What is the mysterious "disease X"? The WHO claims it will cause an even deadlier pandemic

Lab / Photo: EPA-EFE / Fernando Bizerra

World Health Organization (WHO) compile a list of "priority diseases" which in the future could cause the next pandemic, he writes New York Post.

Most of the diseases on that list are already known to us - Ebola, SARS, Zika and so on – but the last disease on that list has a terrifying name "disease x".

The term "disease X" is used by the WHO to reserve a place on the list for a disease currently unknown to medical science that will cause infections in humans.

Since the cause of the disease – a virus, bacteria, fungus or something else – will still be unknown, there will likely be no vaccines or cures available.

"This is not science fiction. This is a scenario for which we must prepare. It's 'disease X,'” says Dr. Richard Hatchett of the Coalition for Epidemic Preparedness Innovations (CEPI).

CEPI was founded in early 2017 by the governments of Norway and India, the Bill & Melinda Gates Foundation, the Welcome Trust and the World Economic Forum and is a partnership between public, private, philanthropic and civil society organisations. CEPI's mission is to fund and coordinate the development of vaccines to protect the world from future epidemics.

One of the ways CEPI intends to do this is by supporting the development of "platform technologies" that will accelerate the production of vaccines against new and unknown pathogens such as the predicted "Disease X".

As for the term "disease X" itself, it was coined by the World Health Organization in 2018. By including the disease in the list of priority diseases, the WHO warns of the risk of some new, still unknown pathogens.

The same year, in British "Telegraph" an article appeared by Dr. Hatchett in which he describes the reappearance of the ebola virus in Africa, which is now much easier to control because we know it and there are vaccines and drugs.

"But imagine a virus that we've never seen before, for which there is no cure, and which could threaten thousands, maybe even millions of people around the world. Aside from the lives of those affected, imagine what effect that would have on the world economy?” asked Dr. Hatchett in the article.

But it didn't take long to imagine.

A year later, when covid-19 began to spread across China, the world witnessed a deadly pandemic caused by the new virus. At that point it was "Disease X."

"It is no exaggeration to say that there is a possibility that 'Disease X' will emerge very soon," said Dr. Pranab Chatterjee, a researcher in the Department of International Health at the Johns Hopkins Bloomberg School of Public Health in Baltimore. "The recent wave of H5N1 bird flu in Cambodia is just an example," Chatterjee added.

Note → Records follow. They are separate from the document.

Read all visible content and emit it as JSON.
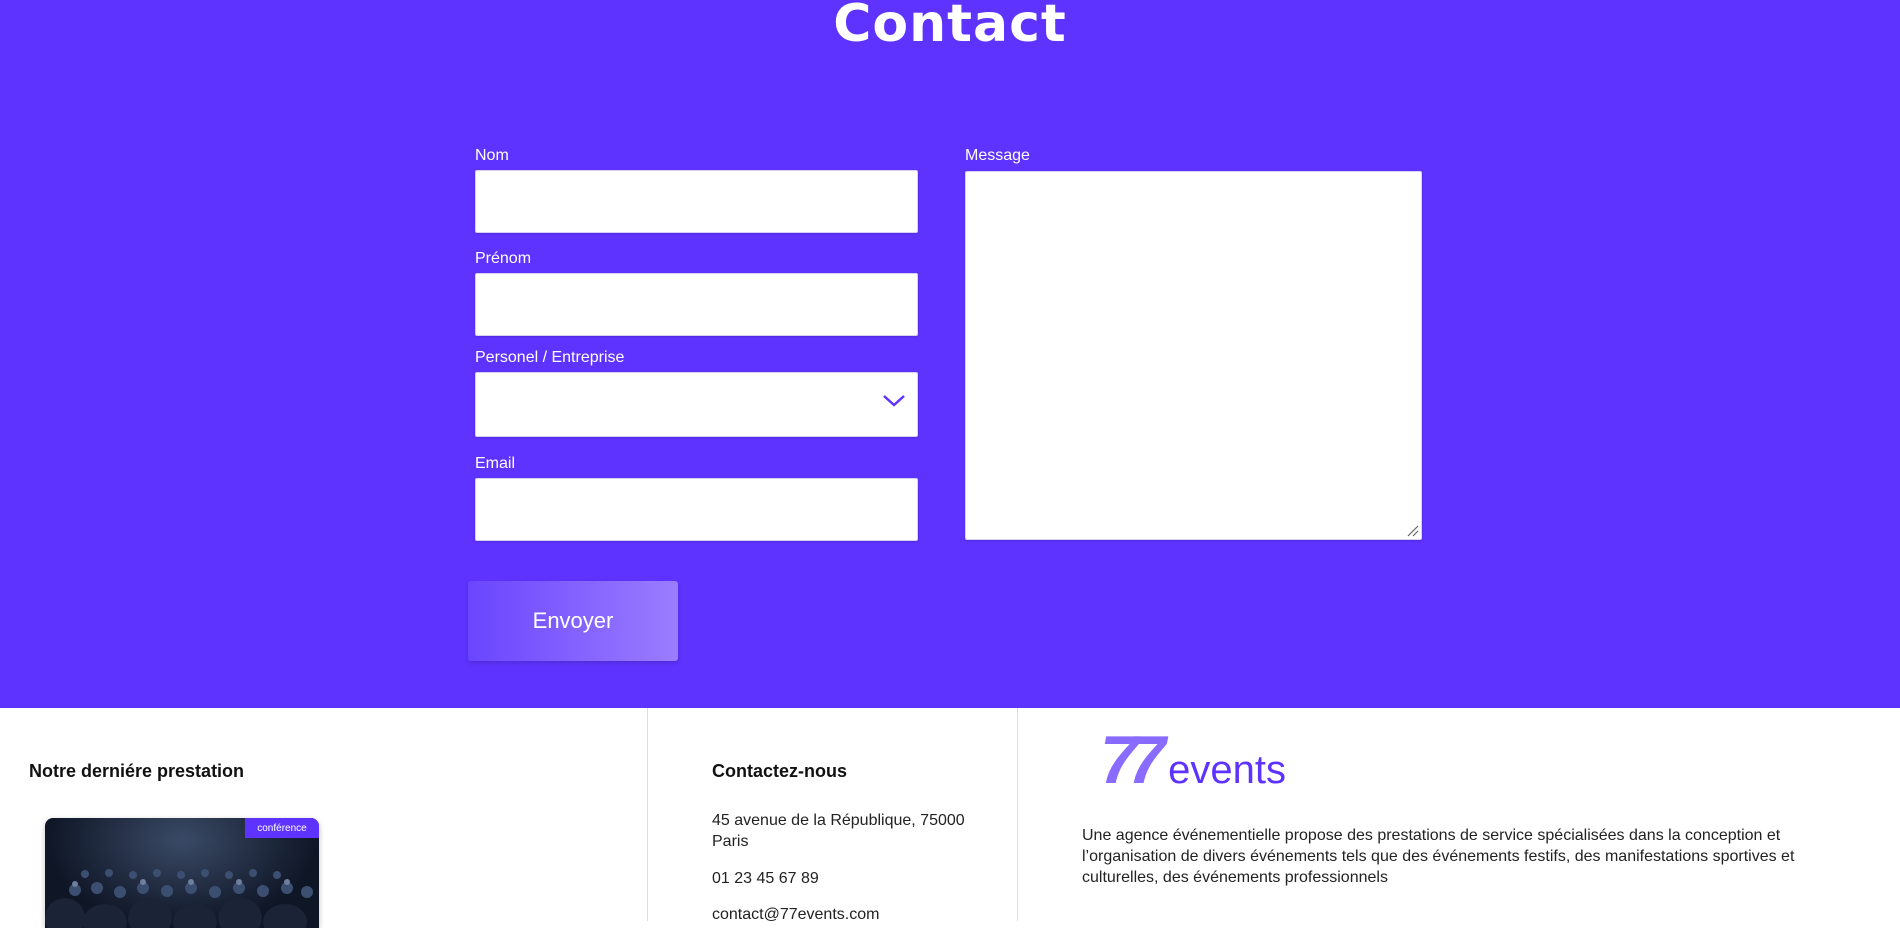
{
  "page": {
    "title": "Contact"
  },
  "form": {
    "nom_label": "Nom",
    "nom_value": "",
    "prenom_label": "Prénom",
    "prenom_value": "",
    "type_label": "Personel / Entreprise",
    "type_value": "",
    "email_label": "Email",
    "email_value": "",
    "message_label": "Message",
    "message_value": "",
    "submit_label": "Envoyer"
  },
  "footer": {
    "prestation": {
      "heading": "Notre derniére prestation",
      "badge": "conférence"
    },
    "contact": {
      "heading": "Contactez-nous",
      "address": "45 avenue de la République, 75000 Paris",
      "phone": "01 23 45 67 89",
      "email": "contact@77events.com"
    },
    "brand": {
      "logo_number": "77",
      "logo_word": "events",
      "description": "Une agence événementielle propose des prestations de service spécialisées dans la conception et l’organisation de divers événements tels que des événements festifs, des manifestations sportives et culturelles, des événements professionnels"
    }
  },
  "colors": {
    "primary": "#5e33ff",
    "white": "#ffffff",
    "logo_light": "#8a6bff"
  },
  "icons": {
    "select": "chevron-down-icon",
    "resize": "resize-grip-icon"
  }
}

Some public health experts believe that the next "Disease X" will be zoonotic, which means it will originate from wild or pets, and then it will go to the people.

Ebola, HIV/AIDS and covid-19 were zoonotic diseases.

However, there are other sources of the disease, and one of them may be in the future bioterrorism.

"We do not ignore the possibility of a manufactured pathogen," say the authors of the article published in 2021.

"The spread of such pathogens, either by accidental laboratory accidents or their deliberate release, could cause 'Disease X' and have catastrophic consequences," they added.

There is another possibility to work on the n. "zombie viruses" which were frozen in permafrost for centuries, but are now being released due to climate change and melting ice.

Some of the priority diseases on the WHO list are Marburg virus, Crimean-Congo hemorrhagic fever, Nipah and other henipaviruses, Rift Valley fever and MERS.

In order to prevent or combat the imagined "Disease X", medical experts are calling very loudly for increased investment in surveillance and research of viruses with pandemic potential.

"Covid-19 was not the first epidemic to cause many problems in the world, and it will not be the last," wrote the authors of the article in the journal "Infection Control & Hospital Epidemiology." "That is why we must prepare for the outbreak of the next pandemic as soon as possible."